Friday, November 19, 2010

Major Themes in 'On Liberty' by J.S. Mill

The Struggle between Liberty and Authority:
Individuals have often felt as thought their rights were being infringed upon by an overzealous government and have fought for the ability to have their government act they wish. Individual liberties have been trampled on by various governments and this fear of authority has resulted in democracies, where the majority of the people get to decide what actions are best for the state.

Tyranny of the Majority:
With democracies, it is supposed that the will of the people is the impetus for the government’s actions and that people are participating in a type of self-governing state. However, says Mill, this is not true, democracies enable a tyranny of the majority where public opinion stomps out the voices of the minority groups and pays their needs and opinions no mind. Mill thinks that this tyranny is the gravest sort, and seeks to find the maximum amount that society can impose itself on an individual while still maintaining personal liberty.

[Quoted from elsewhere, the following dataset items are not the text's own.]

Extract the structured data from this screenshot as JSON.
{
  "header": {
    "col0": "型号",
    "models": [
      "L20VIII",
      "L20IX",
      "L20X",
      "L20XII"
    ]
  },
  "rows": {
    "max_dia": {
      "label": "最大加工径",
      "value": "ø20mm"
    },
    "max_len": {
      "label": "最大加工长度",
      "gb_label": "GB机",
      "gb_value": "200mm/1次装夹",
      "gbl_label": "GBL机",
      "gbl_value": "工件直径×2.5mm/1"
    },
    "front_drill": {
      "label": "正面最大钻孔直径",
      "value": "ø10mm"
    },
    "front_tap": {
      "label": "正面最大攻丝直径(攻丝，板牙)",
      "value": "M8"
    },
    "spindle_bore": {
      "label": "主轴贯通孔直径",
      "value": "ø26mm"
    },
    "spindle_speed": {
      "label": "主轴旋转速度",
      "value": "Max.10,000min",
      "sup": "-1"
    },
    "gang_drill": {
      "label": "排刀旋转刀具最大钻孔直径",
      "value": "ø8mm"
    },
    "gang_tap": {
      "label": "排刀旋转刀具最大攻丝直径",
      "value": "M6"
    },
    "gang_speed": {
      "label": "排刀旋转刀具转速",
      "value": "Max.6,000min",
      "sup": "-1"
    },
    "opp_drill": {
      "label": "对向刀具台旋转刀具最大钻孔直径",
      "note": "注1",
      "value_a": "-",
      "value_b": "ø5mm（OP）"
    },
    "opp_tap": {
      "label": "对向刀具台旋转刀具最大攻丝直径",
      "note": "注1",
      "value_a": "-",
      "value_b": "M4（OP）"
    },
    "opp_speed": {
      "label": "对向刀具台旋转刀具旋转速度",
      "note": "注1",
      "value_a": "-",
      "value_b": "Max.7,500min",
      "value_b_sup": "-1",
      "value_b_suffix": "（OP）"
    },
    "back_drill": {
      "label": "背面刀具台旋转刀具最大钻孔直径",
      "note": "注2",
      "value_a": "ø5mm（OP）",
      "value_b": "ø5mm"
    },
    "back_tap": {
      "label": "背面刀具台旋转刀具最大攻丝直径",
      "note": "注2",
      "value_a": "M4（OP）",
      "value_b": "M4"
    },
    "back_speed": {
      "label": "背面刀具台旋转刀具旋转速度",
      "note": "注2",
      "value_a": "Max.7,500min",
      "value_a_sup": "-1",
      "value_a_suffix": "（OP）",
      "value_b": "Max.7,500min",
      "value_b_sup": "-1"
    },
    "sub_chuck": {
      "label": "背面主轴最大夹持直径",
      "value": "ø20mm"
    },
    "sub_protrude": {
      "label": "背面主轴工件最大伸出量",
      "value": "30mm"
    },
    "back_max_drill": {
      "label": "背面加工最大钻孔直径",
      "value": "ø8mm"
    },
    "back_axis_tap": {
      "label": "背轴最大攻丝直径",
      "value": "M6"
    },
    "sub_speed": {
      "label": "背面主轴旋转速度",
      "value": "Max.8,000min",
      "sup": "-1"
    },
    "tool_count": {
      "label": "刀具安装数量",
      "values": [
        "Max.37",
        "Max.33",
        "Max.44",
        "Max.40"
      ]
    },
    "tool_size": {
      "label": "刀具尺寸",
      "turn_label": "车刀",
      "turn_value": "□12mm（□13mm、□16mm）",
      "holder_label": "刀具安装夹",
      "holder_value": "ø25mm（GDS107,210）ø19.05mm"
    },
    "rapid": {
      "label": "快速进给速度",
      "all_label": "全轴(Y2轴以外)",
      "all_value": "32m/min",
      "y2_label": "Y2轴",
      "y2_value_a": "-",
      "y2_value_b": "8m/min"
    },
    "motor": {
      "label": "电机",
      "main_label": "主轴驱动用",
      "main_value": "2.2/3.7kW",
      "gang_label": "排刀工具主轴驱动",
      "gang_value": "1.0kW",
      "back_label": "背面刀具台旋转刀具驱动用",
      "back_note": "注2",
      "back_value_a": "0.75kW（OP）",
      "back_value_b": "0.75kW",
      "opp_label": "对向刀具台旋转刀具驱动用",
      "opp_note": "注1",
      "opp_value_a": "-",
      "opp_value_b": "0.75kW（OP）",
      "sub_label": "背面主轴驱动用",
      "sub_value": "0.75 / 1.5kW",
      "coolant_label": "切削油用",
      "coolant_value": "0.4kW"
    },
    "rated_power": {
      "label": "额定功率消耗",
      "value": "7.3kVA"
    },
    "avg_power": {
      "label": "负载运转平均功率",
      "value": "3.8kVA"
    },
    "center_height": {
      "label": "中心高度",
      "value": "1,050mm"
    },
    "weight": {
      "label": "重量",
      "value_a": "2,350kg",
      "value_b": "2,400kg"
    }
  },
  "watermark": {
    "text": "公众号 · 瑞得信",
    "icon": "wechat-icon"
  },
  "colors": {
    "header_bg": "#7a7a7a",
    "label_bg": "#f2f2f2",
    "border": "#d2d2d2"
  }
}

Self-Regarding Actions and Autonomy:
A person whose actions only affect himself is not eligible to be coerced or punished for his deeds. According to Mill, it is not society’s duty or even its right to protect a person from him or herself. The only punishment that can result from a self-regarding action is the weight of individual public opinion and the consequence of the actual action itself.

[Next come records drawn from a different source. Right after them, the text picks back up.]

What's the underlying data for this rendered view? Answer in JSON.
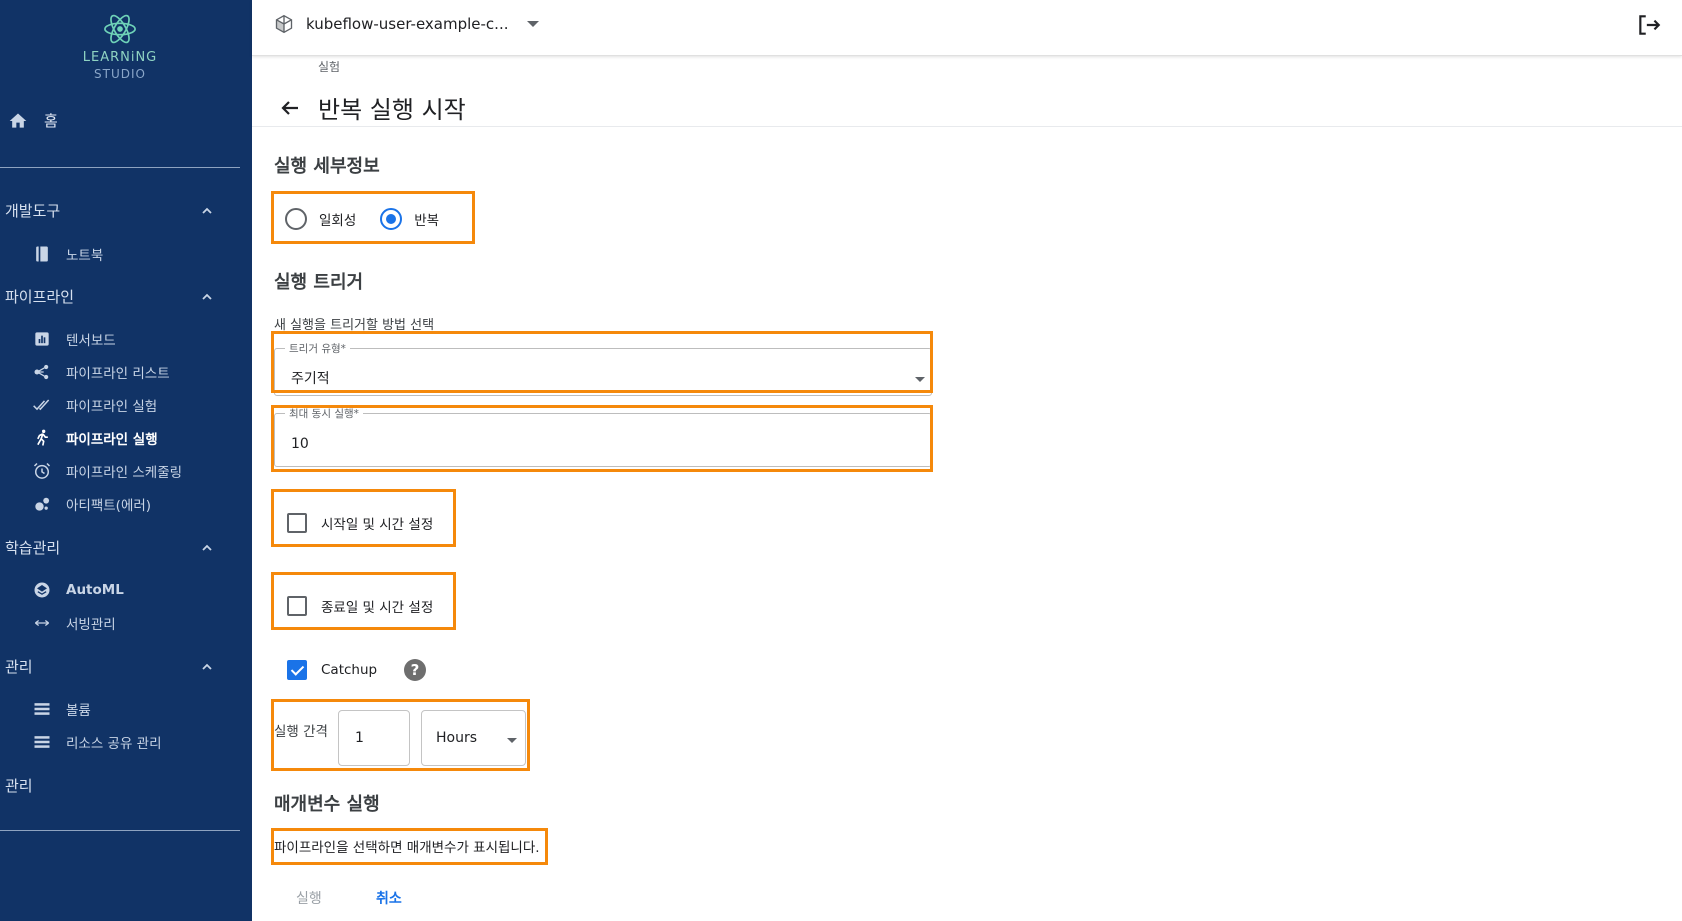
{
  "brand": {
    "line1": "LEARNiNG",
    "line2": "STUDIO"
  },
  "sidebar": {
    "home": "홈",
    "sections": [
      {
        "label": "개발도구",
        "items": [
          {
            "label": "노트북",
            "icon": "notebook-icon"
          }
        ]
      },
      {
        "label": "파이프라인",
        "items": [
          {
            "label": "텐서보드",
            "icon": "chart-icon"
          },
          {
            "label": "파이프라인 리스트",
            "icon": "pipeline-icon"
          },
          {
            "label": "파이프라인 실험",
            "icon": "double-check-icon"
          },
          {
            "label": "파이프라인 실행",
            "icon": "run-icon",
            "active": true
          },
          {
            "label": "파이프라인 스케줄링",
            "icon": "alarm-icon"
          },
          {
            "label": "아티팩트(에러)",
            "icon": "bubbles-icon"
          }
        ]
      },
      {
        "label": "학습관리",
        "items": [
          {
            "label": "AutoML",
            "icon": "automl-icon"
          },
          {
            "label": "서빙관리",
            "icon": "arrows-icon"
          }
        ]
      },
      {
        "label": "관리",
        "items": [
          {
            "label": "볼륨",
            "icon": "list-icon"
          },
          {
            "label": "리소스 공유 관리",
            "icon": "list-icon"
          }
        ]
      },
      {
        "label": "관리",
        "items": []
      }
    ]
  },
  "topbar": {
    "namespace": "kubeflow-user-example-c..."
  },
  "page": {
    "breadcrumb": "실험",
    "title": "반복 실행 시작",
    "run_details_heading": "실행 세부정보",
    "run_type": {
      "options": [
        "일회성",
        "반복"
      ],
      "selected": "반복"
    },
    "trigger_heading": "실행 트리거",
    "trigger_subtext": "새 실행을 트리거할 방법 선택",
    "trigger_type": {
      "label": "트리거 유형*",
      "value": "주기적"
    },
    "max_concurrent": {
      "label": "최대 동시 실행*",
      "value": "10"
    },
    "start_checkbox": {
      "label": "시작일 및 시간 설정",
      "checked": false
    },
    "end_checkbox": {
      "label": "종료일 및 시간 설정",
      "checked": false
    },
    "catchup": {
      "label": "Catchup",
      "checked": true,
      "help": "?"
    },
    "interval": {
      "label": "실행 간격",
      "value": "1",
      "unit": "Hours"
    },
    "params_heading": "매개변수 실행",
    "params_message": "파이프라인을 선택하면 매개변수가 표시됩니다.",
    "buttons": {
      "run": "실행",
      "cancel": "취소"
    }
  },
  "colors": {
    "sidebar_bg": "#113366",
    "highlight": "#f5890b",
    "accent": "#1a73e8"
  }
}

The Veracity of Public Opinion:
There is no guarantee, and even a strong possibility that what the majority deems to be best indeed is not. The majority’ s opinion is tainted with motives and biases that shouldn’t come into play when deciding what is best for society as a whole. An analysis of past events, wars, and discriminations can show us that sometimes the majority’s opinion is not rooted in good faith. Allowing the minority’s opinion to be involved in debates and decisions can only be a good thing, no matter what the opinion is.
Religion and Liberty:
Supporters of religion tend to view those who are less religious as less credible in their ideas for society. Mill refutes this theory and says that religious affiliation or lack thereof should play no role in the ability of a person to make an informed opinion about what is best for all society the truth of matters. Mill points to nonreligious men with impeccable morals as proof that religious affiliation does not indicate trustworthiness.

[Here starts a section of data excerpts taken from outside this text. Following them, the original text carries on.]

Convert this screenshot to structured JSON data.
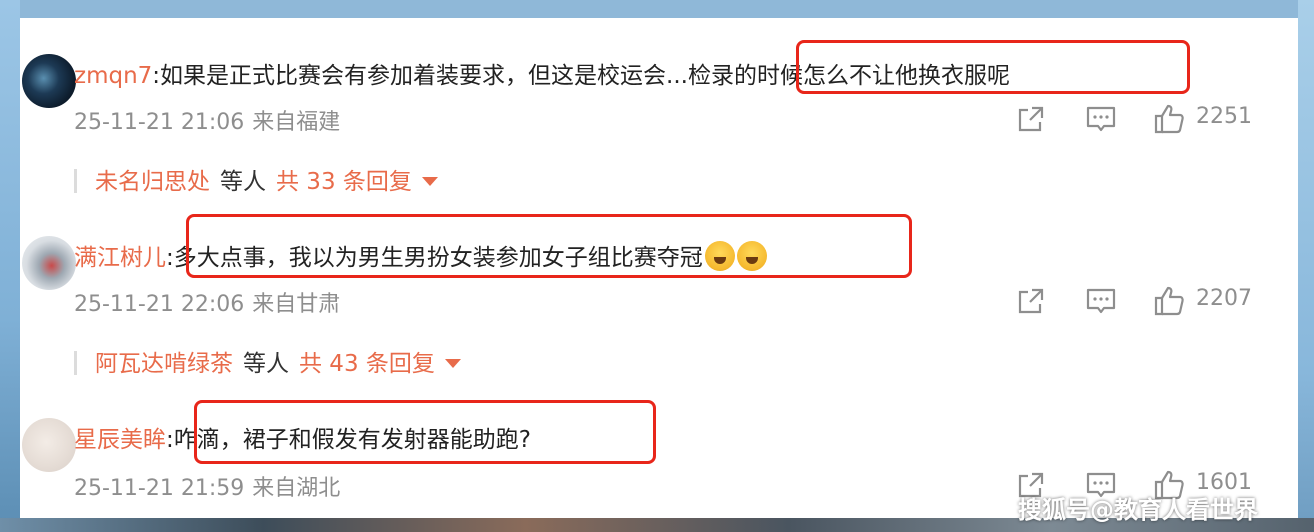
{
  "comments": [
    {
      "username": "zmqn7",
      "text_before": "如果是正式比赛会有参加着装要求，但这是校运会...",
      "text_highlight": "检录的时候怎么不让他换衣服呢",
      "time": "25-11-21 21:06",
      "location": "来自福建",
      "likes": "2251",
      "replies": {
        "name": "未名归思处",
        "etal": "等人",
        "total": "共 33 条回复"
      }
    },
    {
      "username": "满江树儿",
      "text_highlight": "多大点事，我以为男生男扮女装参加女子组比赛夺冠",
      "emojis": [
        "laugh-cry-emoji",
        "laugh-cry-emoji"
      ],
      "time": "25-11-21 22:06",
      "location": "来自甘肃",
      "likes": "2207",
      "replies": {
        "name": "阿瓦达啃绿茶",
        "etal": "等人",
        "total": "共 43 条回复"
      }
    },
    {
      "username": "星辰美眸",
      "text_highlight": "咋滴，裙子和假发有发射器能助跑?",
      "time": "25-11-21 21:59",
      "location": "来自湖北",
      "likes": "1601"
    }
  ],
  "icons": [
    "share-icon",
    "comment-icon",
    "like-icon"
  ],
  "colors": {
    "username": "#e86b4a",
    "highlight_border": "#e8261a",
    "meta": "#8e8e8e"
  },
  "watermark": "搜狐号@教育人看世界"
}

Mill is against societal or individual coercion in all cases, except when a person’s actions are harming others. He thinks it a clear abuse of liberty when coercion is used to persuade a person to stop an action that only affects himself. When a person is injuring other members of society, however, Mill think s it fine that he be coerced to stop his actions and punished in a court of law if applicable. Mill also believes that the public has the duty to warn each other about a dangerous person and coerce one another to stay avoid him/her.
Society’s Obligation:
Society has an obligation to throw its influence towards those who are unable to process information and exercise their own liberty in a rational way. Examples of these individuals are children and undeveloped minds. Society has an obligation to children to try their best to make them rational, reasonable adults who want to follow their passions and be dynamic personalities. Part of this obligation, one that is shared by parents, is providing a strong education Mill suggests that there be universal educational standards for all children so none fall behind.
Danger in the Government:
Mill is very fearful of the power of the government and all his theories are molded not to give the government any more power of persuasion or procedure. Mill thinks that governments should not be allowed to make the final decisions regarding its constituency, that rather local officials should be appointed and with the central government advice, but most importantly with the input of all citizens, make the decisions.